Quoting Zygo Blaxell <ce3g8jdj@umail.furryterror.org>:

> On Thu, Sep 12, 2019 at 08:26:04PM -0400, General Zed wrote:
>>
>> Quoting Zygo Blaxell <ce3g8jdj@umail.furryterror.org>:
>>
>> > Don't forget you have to write new checksum and free space tree pages.
>> > In the worst case, you'll need about 1GB of new metadata pages for each
>> > 128MB you defrag (though you get to delete 99.5% of them immediately
>> > after).
>>
>> Yes, here we are debating some worst-case scenaraio which is actually
>> imposible in practice due to various reasons.
>
> No, it's quite possible.  A log file written slowly on an active
> filesystem above a few TB will do that accidentally.  Every now and then
> I hit that case.  It can take several hours to do a logrotate on spinning
> arrays because of all the metadata fetches and updates associated with
> worst-case file delete.  Long enough to watch the delete happen, and
> even follow along in the source code.
>
> I guess if I did a proactive defrag every few hours, it might take less
> time to do the logrotate, but that would mean spreading out all the
> seeky IO load during the day instead of getting it all done at night.
> Logrotate does the same job as defrag in this case (replacing a file in
> thousands of fragments spread across the disk with a few large fragments
> close together), except logrotate gets better compression.
>
> To be more accurate, the example I gave above is the worst case you
> can expect from normal user workloads.  If I throw in some reflinks
> and snapshots, I can make it arbitrarily worse, until the entire disk
> is consumed by the metadata update of a single extent defrag.
>

I can't believe I am considering this case.

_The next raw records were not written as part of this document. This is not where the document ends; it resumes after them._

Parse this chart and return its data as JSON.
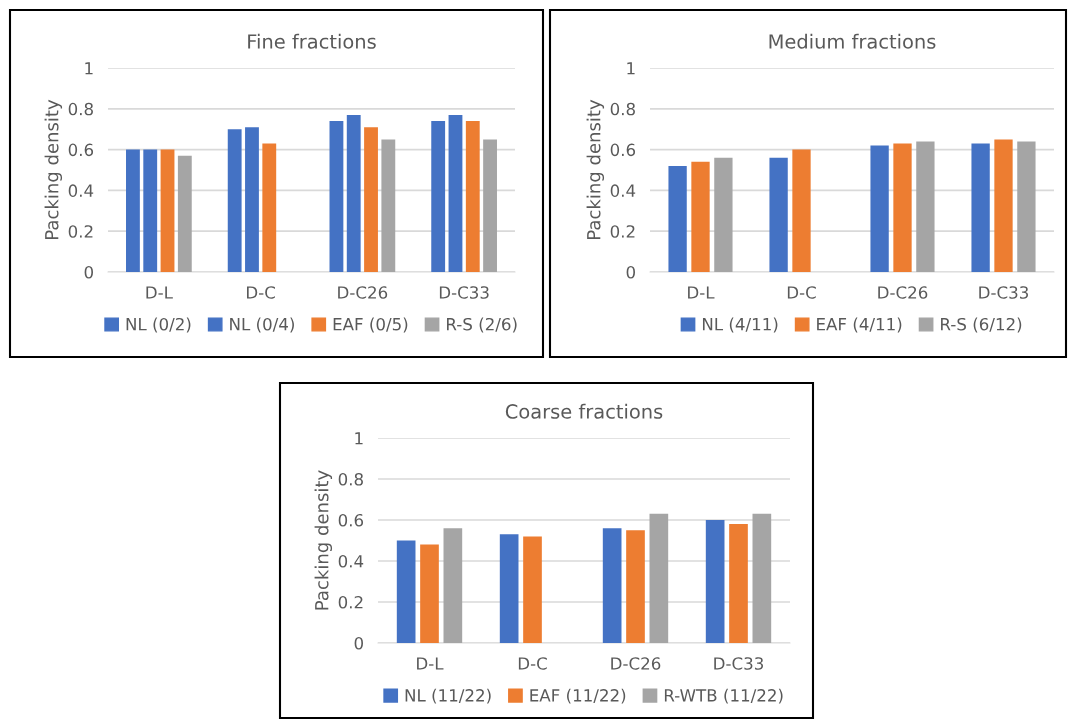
{
  "chart_data": [
    {
      "type": "bar",
      "title": "Fine fractions",
      "ylabel": "Packing density",
      "categories": [
        "D-L",
        "D-C",
        "D-C26",
        "D-C33"
      ],
      "ylim": [
        0,
        1
      ],
      "yticks": [
        0,
        0.2,
        0.4,
        0.6,
        0.8,
        1
      ],
      "grid": "y",
      "legend": "bottom",
      "series": [
        {
          "name": "NL (0/2)",
          "color": "#4472c4",
          "values": [
            0.6,
            0.7,
            0.74,
            0.74
          ]
        },
        {
          "name": "NL (0/4)",
          "color": "#4472c4",
          "values": [
            0.6,
            0.71,
            0.77,
            0.77
          ]
        },
        {
          "name": "EAF (0/5)",
          "color": "#ed7d31",
          "values": [
            0.6,
            0.63,
            0.71,
            0.74
          ]
        },
        {
          "name": "R-S (2/6)",
          "color": "#a5a5a5",
          "values": [
            0.57,
            null,
            0.65,
            0.65
          ]
        }
      ]
    },
    {
      "type": "bar",
      "title": "Medium fractions",
      "ylabel": "Packing density",
      "categories": [
        "D-L",
        "D-C",
        "D-C26",
        "D-C33"
      ],
      "ylim": [
        0,
        1
      ],
      "yticks": [
        0,
        0.2,
        0.4,
        0.6,
        0.8,
        1
      ],
      "grid": "y",
      "legend": "bottom",
      "series": [
        {
          "name": "NL (4/11)",
          "color": "#4472c4",
          "values": [
            0.52,
            0.56,
            0.62,
            0.63
          ]
        },
        {
          "name": "EAF (4/11)",
          "color": "#ed7d31",
          "values": [
            0.54,
            0.6,
            0.63,
            0.65
          ]
        },
        {
          "name": "R-S (6/12)",
          "color": "#a5a5a5",
          "values": [
            0.56,
            null,
            0.64,
            0.64
          ]
        }
      ]
    },
    {
      "type": "bar",
      "title": "Coarse fractions",
      "ylabel": "Packing density",
      "categories": [
        "D-L",
        "D-C",
        "D-C26",
        "D-C33"
      ],
      "ylim": [
        0,
        1
      ],
      "yticks": [
        0,
        0.2,
        0.4,
        0.6,
        0.8,
        1
      ],
      "grid": "y",
      "legend": "bottom",
      "series": [
        {
          "name": "NL (11/22)",
          "color": "#4472c4",
          "values": [
            0.5,
            0.53,
            0.56,
            0.6
          ]
        },
        {
          "name": "EAF (11/22)",
          "color": "#ed7d31",
          "values": [
            0.48,
            0.52,
            0.55,
            0.58
          ]
        },
        {
          "name": "R-WTB (11/22)",
          "color": "#a5a5a5",
          "values": [
            0.56,
            null,
            0.63,
            0.63
          ]
        }
      ]
    }
  ]
}
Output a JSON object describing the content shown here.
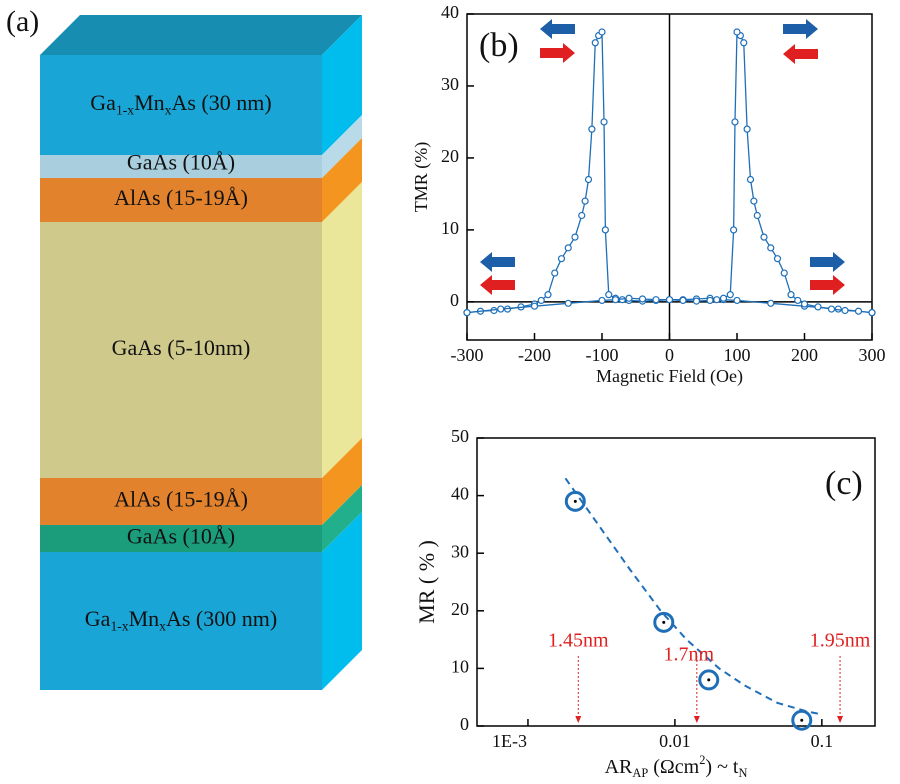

So, we have a 1TB log file "ultralog" split into 256 million 4 KB  
extents randomly over the entire disk. We have 512 GB free RAM and 2%  
free disk space. The file needs to be defragmented.

In order to do that, defrag needs to be able to copy-move multiple  
extents in one batch, and update the metadata.

The metadata has a total of at least 256 million entries, each of some  
size, but each one should hold at least a pointer to the extent (8  
bytes) and a checksum (8 bytes): In reality, it could be that there is  
a lot of other data there per entry.

The metadata is organized as a b-tree. Therefore, nearby nodes should  
contain data of consecutive file extents.

The trick, in this case, is to select one part of "ultralog" which is  
localized in the metadata, and defragment it. Repeating this step will  
ultimately defragment the entire file.

So, the defrag selects some part of metadata which is entirely a  
descendant of some b-tree node not far from the bottom of b-tree. It  
selects it such that the required update to the metadata is less than,  
let's say, 64 MB, and simultaneously the affected "ultralog" file  
fragments total less han 512 MB (therefore, less than 128 thousand  
metadata leaf entries, each pointing to a 4 KB fragment). Then it  
finds all the file extents pointed to by that part of metadata. They  
are consecutive (as file fragments), because we have selected such  
part of metadata. Now the defrag can safely copy-move those fragments  
to a new area and update the metadata.

In order to quickly select that small part of metadata, the defrag  
needs a metatdata cache that can hold somewhat more than 128 thousand  
localized metadata leaf entries. That fits into 128 MB RAM definitely.

Of course, there are many other small issues there, but this outlines  
the general procedure.

Problem solved?